Des factures d’électricité élevées même si leur résidence est inhabitée. C’est le cas de Vanessa Thériault et de Marc-Antoine Losier qui payent respectivement chaque mois 700 et 250 dollars d’électricité.
« J’ai été complètement fermé tous les compteurs et quand je vérifie ma consommation sur Internet, il me charge encore au-dessus de 10 $ par jour », révèle Vanessa Thériault, résidente du Haut-Madawaska.

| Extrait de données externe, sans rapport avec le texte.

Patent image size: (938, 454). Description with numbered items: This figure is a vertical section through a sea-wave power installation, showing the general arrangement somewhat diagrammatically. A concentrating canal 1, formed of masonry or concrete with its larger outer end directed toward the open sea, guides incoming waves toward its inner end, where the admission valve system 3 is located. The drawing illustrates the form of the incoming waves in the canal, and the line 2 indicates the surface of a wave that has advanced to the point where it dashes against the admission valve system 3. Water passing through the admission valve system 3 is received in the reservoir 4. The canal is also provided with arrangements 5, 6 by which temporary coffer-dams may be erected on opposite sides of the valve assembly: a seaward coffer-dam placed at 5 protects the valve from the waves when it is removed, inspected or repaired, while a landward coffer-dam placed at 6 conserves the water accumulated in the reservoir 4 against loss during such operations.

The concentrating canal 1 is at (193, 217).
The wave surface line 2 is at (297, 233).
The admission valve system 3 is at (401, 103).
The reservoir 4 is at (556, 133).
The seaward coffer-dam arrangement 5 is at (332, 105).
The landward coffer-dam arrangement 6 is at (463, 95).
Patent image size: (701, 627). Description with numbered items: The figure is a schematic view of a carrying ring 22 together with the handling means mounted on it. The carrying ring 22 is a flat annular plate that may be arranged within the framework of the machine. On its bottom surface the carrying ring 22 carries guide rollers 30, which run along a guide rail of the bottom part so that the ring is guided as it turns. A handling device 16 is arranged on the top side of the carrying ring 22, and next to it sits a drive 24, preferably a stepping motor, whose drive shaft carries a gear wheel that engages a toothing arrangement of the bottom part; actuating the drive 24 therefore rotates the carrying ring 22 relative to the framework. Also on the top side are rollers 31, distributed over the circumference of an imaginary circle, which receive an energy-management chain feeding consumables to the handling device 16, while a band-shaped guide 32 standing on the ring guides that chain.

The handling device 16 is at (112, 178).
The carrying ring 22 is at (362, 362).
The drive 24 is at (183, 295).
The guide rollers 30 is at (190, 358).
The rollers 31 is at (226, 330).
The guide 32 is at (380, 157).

« J’ai tout coupé au niveau du courant. La seule chose qui me reste c’est une plinthe de chauffage électrique et une lumière », explique Marc-Antoine Losier, résident de Paquetville.

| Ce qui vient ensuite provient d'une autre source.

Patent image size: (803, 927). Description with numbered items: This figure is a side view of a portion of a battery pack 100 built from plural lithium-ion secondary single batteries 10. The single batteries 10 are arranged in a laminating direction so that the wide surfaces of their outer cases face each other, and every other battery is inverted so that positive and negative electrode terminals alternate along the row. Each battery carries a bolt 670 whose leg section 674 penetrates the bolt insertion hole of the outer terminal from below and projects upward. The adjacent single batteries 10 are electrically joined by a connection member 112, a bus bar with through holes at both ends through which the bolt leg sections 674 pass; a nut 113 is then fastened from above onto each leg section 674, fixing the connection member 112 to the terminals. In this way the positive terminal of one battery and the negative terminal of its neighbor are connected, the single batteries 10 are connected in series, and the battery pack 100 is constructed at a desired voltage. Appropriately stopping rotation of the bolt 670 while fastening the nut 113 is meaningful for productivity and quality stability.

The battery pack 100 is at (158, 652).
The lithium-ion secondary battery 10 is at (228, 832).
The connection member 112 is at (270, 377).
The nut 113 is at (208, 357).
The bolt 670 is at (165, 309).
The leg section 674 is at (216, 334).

Les réponses d’Énergie Nouveau-Brunswick sont loin de les satisfaire.
« Je n’ai pas eu une explication claire et précise autre que le froid, et vu que vous n’êtes pas dans la maison, c’est plus dur à chauffer », témoigne M. Losier.
« Je veux des réponses. Pourquoi ça me coûte aussi cher quand tout mon chauffage est fermé. Il n’y a rien qui marche », se demande Mme Thériault.
Selon eux, les compteurs intelligents pourraient être en cause.
« Il y a eu une terrible augmentation l’année passée aussitôt que les compteurs ont rentré », affirme Marc-Antoine Losier.
« S’il ne se fie pas aux données d’auparavant et qu’ils font un peu des moyennes », se questionne Vanessa Thériault.
« Il y a des tests qui sont faits régulièrement pour assurer la fiabilité des compteurs intelligents », assure Philippe Landry, vice-président des opérations par intérim d’Énergie Nouveau-Brunswick.
Énergie Nouveau-Brunswick veut d’ailleurs augmenter les tarifs d’électricité de 4,75 % à partir du 1er avril prochain. Une hausse moyenne de près de 11 dollars par mois pour les clients résidentiels.
« C’est assez élevé. Je me suis équipé à bois pour aider à mon électricité », fait savoir un homme.
« À un moment donné, on ne pourra plus le payer l’électricité, va falloir s’éclairer avec une chandelle », s’indigne un citoyen.
« Ça ne fait pas de sens. Le coût de la vie est déjà très fou », lance Vanessa Thériault.
« Il faut investir pour maintenir la fiabilité et préparer notre réseau pour l’avenir », mentionne M. Landry.
« On essaie de trouver des solutions c’est exactement la raison pourquoi on a demandé une étude exhaustive », indique Gilles LePage, ministre responsable de la Société de développement régional.
Les recommandations finales de cet examen sont attendues d’ici la fin mars.